Determination of optimal clustering procedure for a data set

Description

Determination of optimal clustering procedure for a data set by varying all combinations of normalization formulas, distance measures, and clustering methods

Usage

cluster.Sim (x,p,minClusterNo,maxClusterNo,icq="S",
	outputCsv="",outputCsv2="",normalizations=NULL,
	distances=NULL,methods=NULL)
cluster.Sim (x,p,minClusterNo,maxClusterNo,icq="S",
	outputCsv="",outputCsv2="",normalizations=NULL,
	distances=NULL,methods=NULL)

Arguments

`x`	matrix or dataset
`p`	path of simulation: 1 - ratio data, 2 - interval or mixed (ratio & interval) data, 3 - ordinal data, 4 - nominal data, 5 - binary data, 6 - ratio data without normalization, 7 - interval or mixed (ratio & interval) data without normalization, 8 - ratio data with k-means, 9 - interval or mixed (ratio & interval) data with k-means
`minClusterNo`	minimal number of clusters, between 2 and no. of objects - 1 (for G3 or C: no. of objects - 2)
`maxClusterNo`	maximal number of clusters, between 2 and no. of objects - 1 (for G3 or C: no. of objects - 2; for KL: no. of objects - 3), greater or equal minClusterNo
`icq`	Internal cluster quality index, "S" - Silhouette,"G1" - Calinski & Harabasz index, "G2" - Baker & Hubert index ,"G3" - G3 index,"C" - C index, "KL" - Krzanowski & Lai index
`outputCsv`	optional, name of csv file with results
`outputCsv2`	optional, name of csv (comma as decimal point sign) file with results
`normalizations`	optional, vector of normalization formulas that should be used in procedure
`distances`	optional, vector of distance measures that should be used in procedure
`methods`	optional, vector of classification methods that should be used in procedure

Details

Parameter normalizations for each path may be the subset of the following values

path 1: "n6" to "n11" (if measurement scale of variables is ratio and transformed measurement scale of variables is ratio) or "n1" to "n5" (if measurement scale of variables is ratio and transformed measurement scale of variables is interval)

path 2: "n1" to "n5"

path 3 to 7 : "n0"

path 8: "n1" to "n11"

path 9: "n1" to "n5"

Parameter distances for each path may be the subset of the following values

path 1: "d1" to "d7" (if measurement scale of variables is ratio and transformed measurement scale of variables is ratio) or "d1" to "d5" (if measurement scale of variables is ratio and transformed measurement scale of variables is interval)

path 2: "d1" to "d5"

path 3: "d8"

path 4: "d9"

path 5: "b1" to "b10"

path 6: "d1" to "d7"

path 7: "d1" to "d5"

path 8 and 9: N.A.

Parameter methods for each path may be the subset of the following values

path 1 to 7 : "m1" to "m8"

path 8: "m9"

path 9: "m9"

See file ../doc/clusterSim_details.pdf for further details

Value

`result`	optimal value of icq for all classifications
`normalization`	normalization used to obtain optimal value of icq
`distance`	distance measure used to obtain optimal value of icq
`method`	clustering method used to obtain optimal value of icq
`classes`	number of clusters for optimal value of icq
`time`	time of all calculations for path

Author(s)

Marek Walesiak [email protected], Andrzej Dudek [email protected]

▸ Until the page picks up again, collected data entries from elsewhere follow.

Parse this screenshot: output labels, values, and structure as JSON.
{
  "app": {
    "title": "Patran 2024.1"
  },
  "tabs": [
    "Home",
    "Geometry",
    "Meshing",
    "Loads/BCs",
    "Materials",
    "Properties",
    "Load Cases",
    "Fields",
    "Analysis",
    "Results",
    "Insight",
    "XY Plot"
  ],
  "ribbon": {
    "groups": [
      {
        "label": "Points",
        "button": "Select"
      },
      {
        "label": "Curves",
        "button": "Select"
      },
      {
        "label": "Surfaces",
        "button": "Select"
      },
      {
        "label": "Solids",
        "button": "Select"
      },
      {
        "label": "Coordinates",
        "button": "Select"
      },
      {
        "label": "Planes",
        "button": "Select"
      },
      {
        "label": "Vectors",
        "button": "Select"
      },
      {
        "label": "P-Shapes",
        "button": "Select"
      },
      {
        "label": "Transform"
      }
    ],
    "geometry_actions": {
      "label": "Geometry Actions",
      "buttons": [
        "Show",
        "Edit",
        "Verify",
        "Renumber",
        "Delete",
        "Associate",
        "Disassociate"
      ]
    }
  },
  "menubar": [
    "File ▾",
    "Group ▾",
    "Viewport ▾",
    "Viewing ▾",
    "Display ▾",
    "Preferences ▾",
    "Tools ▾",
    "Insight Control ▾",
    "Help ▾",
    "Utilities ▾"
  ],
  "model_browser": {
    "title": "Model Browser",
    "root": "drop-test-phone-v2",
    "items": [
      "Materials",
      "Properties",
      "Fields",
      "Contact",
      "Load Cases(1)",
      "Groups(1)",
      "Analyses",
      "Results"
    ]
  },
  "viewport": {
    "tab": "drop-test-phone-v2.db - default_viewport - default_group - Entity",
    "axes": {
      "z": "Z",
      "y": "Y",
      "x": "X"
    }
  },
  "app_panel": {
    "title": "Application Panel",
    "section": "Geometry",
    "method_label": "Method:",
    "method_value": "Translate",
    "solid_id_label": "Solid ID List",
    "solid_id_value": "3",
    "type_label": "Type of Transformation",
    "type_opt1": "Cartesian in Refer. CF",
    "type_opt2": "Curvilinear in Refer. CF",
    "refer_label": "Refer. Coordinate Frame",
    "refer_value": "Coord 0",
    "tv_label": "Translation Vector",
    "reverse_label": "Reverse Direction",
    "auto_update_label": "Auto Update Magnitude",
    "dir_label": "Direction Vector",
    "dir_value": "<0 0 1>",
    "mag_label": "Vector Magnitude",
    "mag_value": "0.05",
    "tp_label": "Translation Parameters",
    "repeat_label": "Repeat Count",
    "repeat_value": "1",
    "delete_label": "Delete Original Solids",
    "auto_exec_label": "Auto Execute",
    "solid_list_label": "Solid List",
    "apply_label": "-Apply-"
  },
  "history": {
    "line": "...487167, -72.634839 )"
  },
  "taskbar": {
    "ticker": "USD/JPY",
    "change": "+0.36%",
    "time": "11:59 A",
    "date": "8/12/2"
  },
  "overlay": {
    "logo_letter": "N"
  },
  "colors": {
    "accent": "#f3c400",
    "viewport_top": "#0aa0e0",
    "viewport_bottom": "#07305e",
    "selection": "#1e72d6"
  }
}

Department of Econometrics and Computer Science, University of Economics, Wroclaw, Poland

References

Everitt, B.S., Landau, E., Leese, M. (2001), Cluster analysis, Arnold, London. ISBN 9780340761199.

Gatnar, E., Walesiak, M. (Eds.) (2004), Metody statystycznej analizy wielowymiarowej w badaniach marketingowych [Multivariate statistical analysis methods in marketing research], Wydawnictwo AE, Wroclaw, p. 338.

Gordon, A.D. (1999), Classification, Chapman & Hall/CRC, London. ISBN 9781584880134.

Milligan, G.W., Cooper, M.C. (1985), An examination of procedures of determining the number of cluster in a data set, "Psychometrika", vol. 50, no. 2, 159-179. Available at: doi:10.1007/BF02294245.

Milligan, G.W., Cooper, M.C. (1988), A study of standardization of variables in cluster analysis, "Journal of Classification", vol. 5, 181-204. Available at: doi:10.1007/BF01897163.

Walesiak, M., Dudek, A. (2006), Symulacyjna optymalizacja wyboru procedury klasyfikacyjnej dla danego typu danych - oprogramowanie komputerowe i wyniki badan, Prace Naukowe AE we Wroclawiu, 1126, 120-129.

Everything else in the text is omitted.